Sigmon mima l’explosion en écartant largement les bras et en soufflant sur des cendres imaginaires. Le canon de son foudroyeur accrocha un éclat de lumière qui caressa furtivement le fuselage lisse et blanc de l’Agauer.
« Tu n’es pourtant pas un moncle, Sigmon », ajouta Verna.
Il parut reprendre conscience de la présence de la vieille femme, la dévisagea d’un air hargneux.
« Je suis un clone, Verna Zalar. Un fils de l’éprouvette, un mutant-tec. L’ère humaine s’achèvera avec la disparition d’Ester. Le nouveau monde consacrera l’avènement des clones.
— Pauvre fou, fit Verna. En reniant les humains, c’est vous-mêmes que vous reniez.
— Épargne-moi tes discours de mentaliste, vieille putain ! rugit Sigmon. C’est ce que tu étais à Gloire-de-l’Un, non ? Vous entendez, vous autres ? Votre prima n’était qu’une petite pute à deux estes la passe ! Ton temps est fini : tu as suffisamment pourri la vie des autres. »
Il braqua le canon de son arme sur Verna. Elle ne recula pas, le fixa avec un petit sourire.
« Qu’est-ce que tu attends pour tirer, Sigmon ? »
Il pressa nerveusement la détente mais aucune onde ne surgit de la bouche du foudroyeur. Il lâcha un juron, s’obstina, des cliquetis dérisoires s’envolèrent dans l’air glacial du hangar. Il releva la tête, chercha ses complices des yeux, leur ordonna de faire feu.

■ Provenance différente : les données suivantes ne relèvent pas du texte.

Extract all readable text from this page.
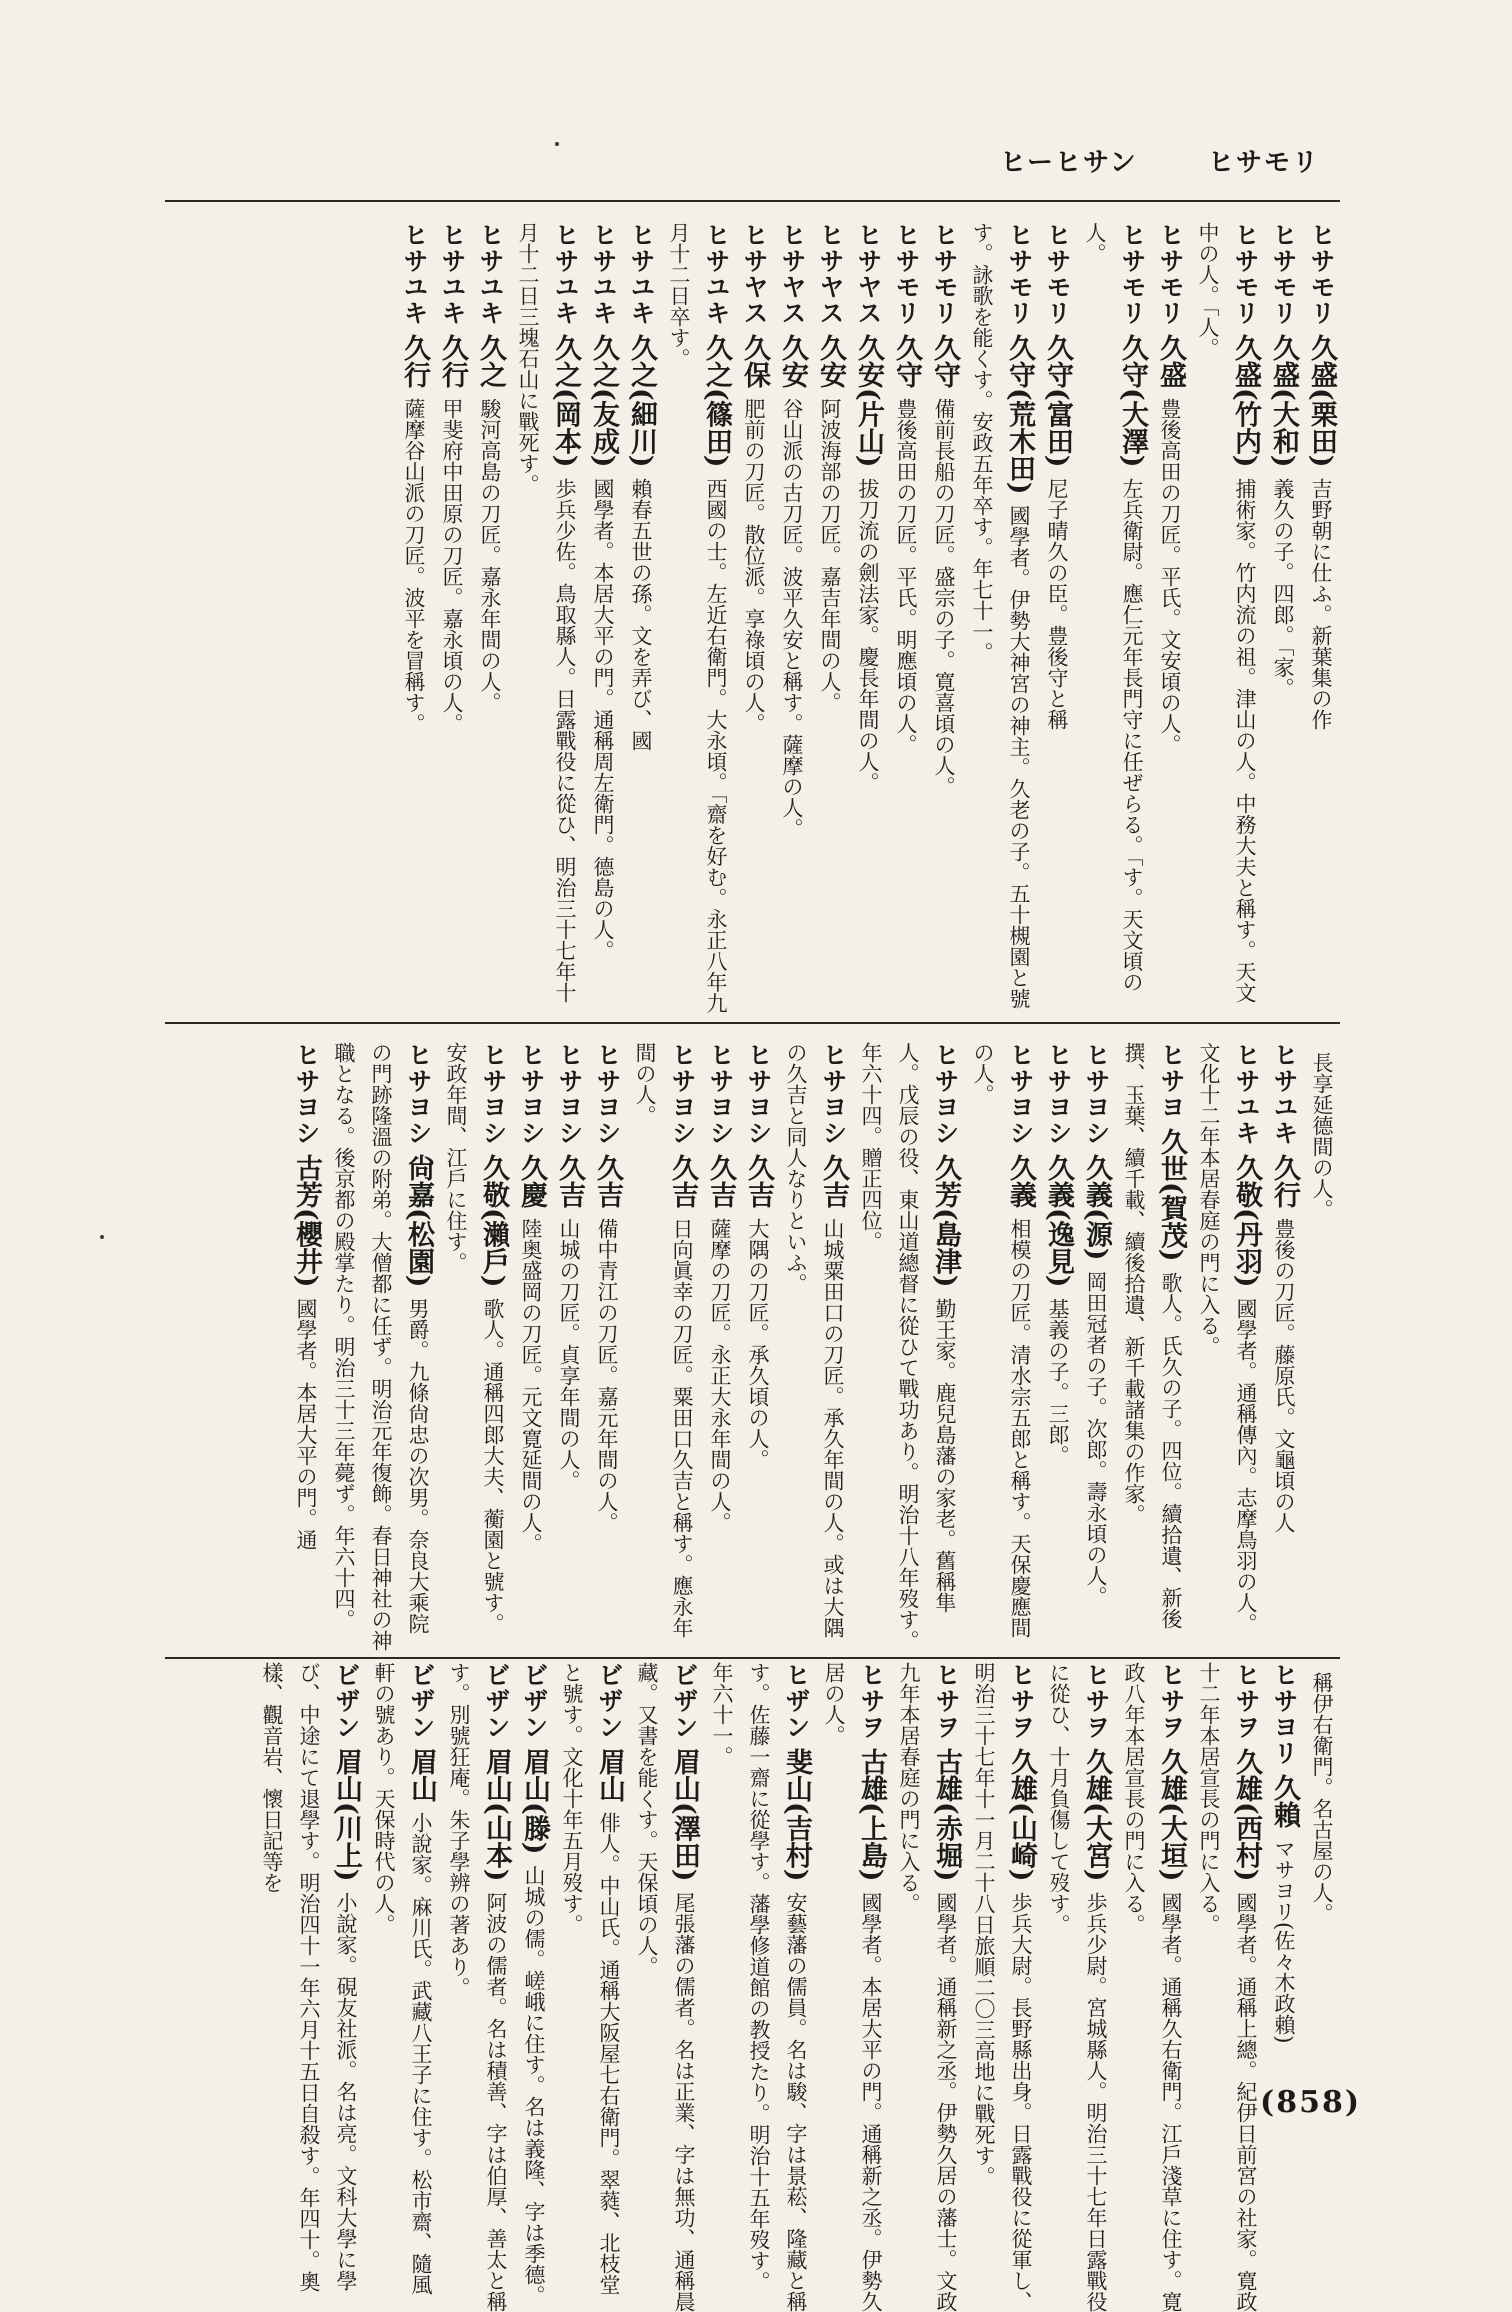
ヒサモリ
ヒーヒサン

ヒサモリ久盛(栗田)吉野朝に仕ふ。新葉集の作

ヒサモリ久盛(大和)義久の子。四郎。「家。

ヒサモリ久盛(竹内)捕術家。竹内流の祖。津山の人。中務大夫と稱す。天文中の人。「人。

ヒサモリ久盛豊後高田の刀匠。平氏。文安頃の人。

ヒサモリ久守(大澤)左兵衛尉。應仁元年長門守に任ぜらる。「す。天文頃の人。

ヒサモリ久守(富田)尼子晴久の臣。豊後守と稱

ヒサモリ久守(荒木田)國學者。伊勢大神宮の神主。久老の子。五十槻園と號す。詠歌を能くす。安政五年卒す。年七十一。

ヒサモリ久守備前長船の刀匠。盛宗の子。寛喜頃の人。

ヒサモリ久守豊後高田の刀匠。平氏。明應頃の人。

ヒサヤス久安(片山)拔刀流の劍法家。慶長年間の人。

ヒサヤス久安阿波海部の刀匠。嘉吉年間の人。

ヒサヤス久安谷山派の古刀匠。波平久安と稱す。薩摩の人。

ヒサヤス久保肥前の刀匠。散位派。享祿頃の人。

ヒサユキ久之(篠田)西國の士。左近右衛門。大永頃。「齋を好む。永正八年九月十二日卒す。

ヒサユキ久之(細川)賴春五世の孫。文を弄び、國

ヒサユキ久之(友成)國學者。本居大平の門。通稱周左衛門。德島の人。

ヒサユキ久之(岡本)歩兵少佐。鳥取縣人。日露戰役に從ひ、明治三十七年十月十二日三塊石山に戰死す。

ヒサユキ久之駿河高島の刀匠。嘉永年間の人。

ヒサユキ久行甲斐府中田原の刀匠。嘉永頃の人。

ヒサユキ久行薩摩谷山派の刀匠。波平を冒稱す。

長享延德間の人。

ヒサユキ久行豊後の刀匠。藤原氏。文龜頃の人

ヒサユキ久敬(丹羽)國學者。通稱傳內。志摩鳥羽の人。文化十二年本居春庭の門に入る。

ヒサヨ久世(賀茂)歌人。氏久の子。四位。續拾遺、新後撰、玉葉、續千載、續後拾遺、新千載諸集の作家。

ヒサヨシ久義(源)岡田冠者の子。次郎。壽永頃の人。

ヒサヨシ久義(逸見)基義の子。三郎。

ヒサヨシ久義相模の刀匠。清水宗五郎と稱す。天保慶應間の人。

ヒサヨシ久芳(島津)勤王家。鹿兒島藩の家老。舊稱隼人。戊辰の役、東山道總督に從ひて戰功あり。明治十八年歿す。年六十四。贈正四位。

ヒサヨシ久吉山城粟田口の刀匠。承久年間の人。或は大隅の久吉と同人なりといふ。

ヒサヨシ久吉大隅の刀匠。承久頃の人。

ヒサヨシ久吉薩摩の刀匠。永正大永年間の人。

ヒサヨシ久吉日向眞幸の刀匠。粟田口久吉と稱す。應永年間の人。

ヒサヨシ久吉備中青江の刀匠。嘉元年間の人。

ヒサヨシ久吉山城の刀匠。貞享年間の人。

ヒサヨシ久慶陸奥盛岡の刀匠。元文寛延間の人。

ヒサヨシ久敬(瀨戶)歌人。通稱四郎大夫、蘅園と號す。安政年間、江戶に住す。

ヒサヨシ尙嘉(松園)男爵。九條尙忠の次男。奈良大乘院の門跡隆溫の附弟。大僧都に任ず。明治元年復飾。春日神社の神職となる。後京都の殿掌たり。明治三十三年薨ず。年六十四。

ヒサヨシ古芳(櫻井)國學者。本居大平の門。通

稱伊右衛門。名古屋の人。

ヒサヨリ久賴マサヨリ(佐々木政賴)

ヒサヲ久雄(西村)國學者。通稱上總。紀伊日前宮の社家。寛政十二年本居宣長の門に入る。

ヒサヲ久雄(大垣)國學者。通稱久右衛門。江戶淺草に住す。寛政八年本居宣長の門に入る。

ヒサヲ久雄(大宮)歩兵少尉。宮城縣人。明治三十七年日露戰役に從ひ、十月負傷して歿す。

ヒサヲ久雄(山崎)歩兵大尉。長野縣出身。日露戰役に從軍し、明治三十七年十一月二十八日旅順二〇三高地に戰死す。

ヒサヲ古雄(赤堀)國學者。通稱新之丞。伊勢久居の藩士。文政九年本居春庭の門に入る。

ヒサヲ古雄(上島)國學者。本居大平の門。通稱新之丞。伊勢久居の人。

ヒザン斐山(吉村)安藝藩の儒員。名は駿、字は景菘、隆藏と稱す。佐藤一齋に從學す。藩學修道館の教授たり。明治十五年歿す。年六十一。

ビザン眉山(澤田)尾張藩の儒者。名は正業、字は無功、通稱晨藏。又書を能くす。天保頃の人。

ビザン眉山俳人。中山氏。通稱大阪屋七右衛門。翠蕤、北枝堂と號す。文化十年五月歿す。

ビザン眉山(滕)山城の儒。嵯峨に住す。名は義隆、字は季德。

ビザン眉山(山本)阿波の儒者。名は積善、字は伯厚、善太と稱す。別號狂庵。朱子學辨の著あり。

ビザン眉山小說家。麻川氏。武藏八王子に住す。松市齋、隨風軒の號あり。天保時代の人。

ビザン眉山(川上)小說家。硯友社派。名は亮。文科大學に學び、中途にて退學す。明治四十一年六月十五日自殺す。年四十。奧樣、觀音岩、懷日記等を

(858)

Ils levèrent leurs armes, débloquèrent les crans de sûreté, couchèrent en joue les hommes, les femmes, les enfants les plus proches, n’obtinrent pour tout résultat qu’une série de déclics qui égrenèrent leurs notes métalliques au-dessus de leurs têtes.
« Vous êtes négligents, reprit Verna. Vous avez oublié de vérifier les magasins magnétic de vos armes.
— Encore un de tes coups, hein ? fulmina Sigmon.
— Une simple précaution. Un accident est si vite arrivé.
— Depuis combien de temps est-ce que tu savais ? »
Il ressemblait désormais à un enfant perdu. Le foudroyeur pendait au bout de son bras et raclait le plancher métallique de la passerelle. En contrebas, des hommes armés de couteaux étaient sortis des rangs pour se regrouper autour de ses complices et leur interdire toute fuite.
« Tu veux dire : depuis combien de temps est-ce que nous savions ? répondit Verna. Depuis le début. Nous avions besoin de matériaux, de plans, de techniciens, le Moncle nous les fournissait. Payer des sommes exorbitantes aux robes-noires ou aux réseaux de contrebandiers, quelle différence ? Avec l’Église, au moins, nous avions certaines garanties.